Mahendra menatap Gantara dengan serius. “Tan, gue harus ngaku, lo bener-bener ngebuktiin kalau bahasa baku itu bisa keren. Dulu gue pikir itu cuma buat orang-orang tua atau para dosen yang udah jadul. Tapi setelah denger lo tadi, kayaknya lo bener juga.”

Gantara tertawa kecil. “Gue nggak bilang bahasa baku itu harus dipaksakan ke semua orang. Tapi buat gue, kalau kita bisa bicara dengan jelas dan tepat, itu adalah bentuk penghargaan terhadap diri sendiri dan orang lain.”

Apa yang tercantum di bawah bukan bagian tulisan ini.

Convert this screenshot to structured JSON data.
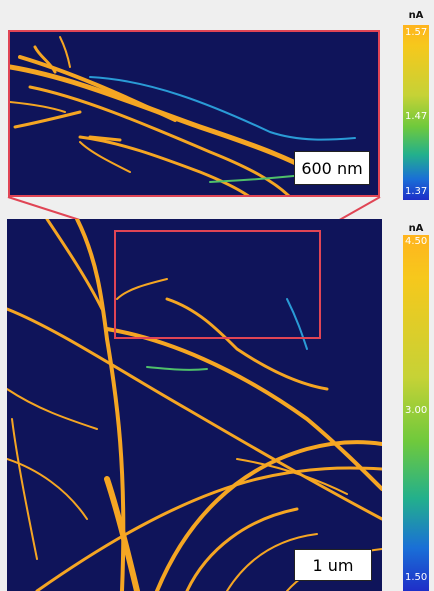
{
  "inset": {
    "scalebar_label": "600 nm"
  },
  "main": {
    "scalebar_label": "1 um"
  },
  "colorbar_top": {
    "unit": "nA",
    "max": "1.57",
    "mid": "1.47",
    "min": "1.37"
  },
  "colorbar_bottom": {
    "unit": "nA",
    "max": "4.50",
    "mid": "3.00",
    "min": "1.50"
  },
  "colors": {
    "background": "#0f145a",
    "fiber": "#f5a623",
    "highlight": "#e04555"
  }
}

Wilantara, yang duduk di samping Gantara, mendengarkan dengan penuh perhatian. Ia jarang sekali serius seperti ini, namun kini, sepertinya ia mulai memahami. “Jadi, lo maksudnya, bahasa baku itu bukan cuma buat nulis laporan atau ngomong di depan kelas, kan? Itu bisa jadi cara kita buat lebih dihargai juga?”

Gantara mengangguk. “Iya, tepat. Bahasa itu seperti senjata. Kalau kita nggak tahu cara menggunakannya, bisa bahaya. Tapi kalau kita tahu bagaimana mengontrolnya, dia bisa membuka banyak pintu.”

Saat mereka selesai makan dan siap untuk kembali ke kelas, Wilantara melemparkan sebuah pertanyaan yang terdengar serius namun tetap disertai senyuman nakal. “Nah, Tan, lo sekarang udah jadi pahlawan bahasa baku. Kapan kita mulai ngomong pake bahasa baku sepanjang waktu? Lo bisa jadi guru bahasa baku kita, deh.”

Gantara menatap Wilantara dengan senyum lebar. “Gue sih siap aja, Wil. Kalau lo berdua nggak berhenti bercanda, gue yakin ini bakal jadi tren di kampus dalam waktu dekat.”

Mahendra melirik Wilantara dan menambahkannya, “Gue setuju. Bahasa baku bisa jadi keren, asal jangan cuma dipake buat pamer.”

Gantara tertawa. Ia tahu ini adalah awal dari sesuatu yang lebih besar. Mungkin, banyak orang yang akan kembali ke kebiasaan mereka setelah ini, tetapi bagi Gantara, ini adalah momen yang tak akan terlupakan. Di tengah dunia yang terus bergerak cepat, ia telah berhasil menanamkan satu hal yang lebih penting: bahwa setiap kata, baik itu baku maupun tidak, memiliki kekuatan untuk mengubah segala sesuatu.

Dengan keyakinan itu, ia melangkah keluar dari kantin, siap untuk menghadapi hari-hari berikutnya dengan lebih banyak kata-kata yang bisa membentuk dunia.

 

Jadi, udah pada sadar kan kalau bahasa baku itu nggak seburuk yang dibayangkan? Ternyata, bahasa yang kita anggap kaku itu bisa jadi alat yang keren banget buat nyampein pikiran.

Mungkin nggak semua orang langsung berubah, tapi siapa tau kan, dengan sedikit usaha, kita bisa bikin bahasa baku jadi hits di kalangan teman-teman. Eh, siapa tau juga bisa jadi tren baru, kan? Jadi, mulai sekarang, ayo coba ngomong dengan kata yang lebih berisi. Siapa tau, kita jadi pahlawan bahasa di dunia yang penuh singkatan ini!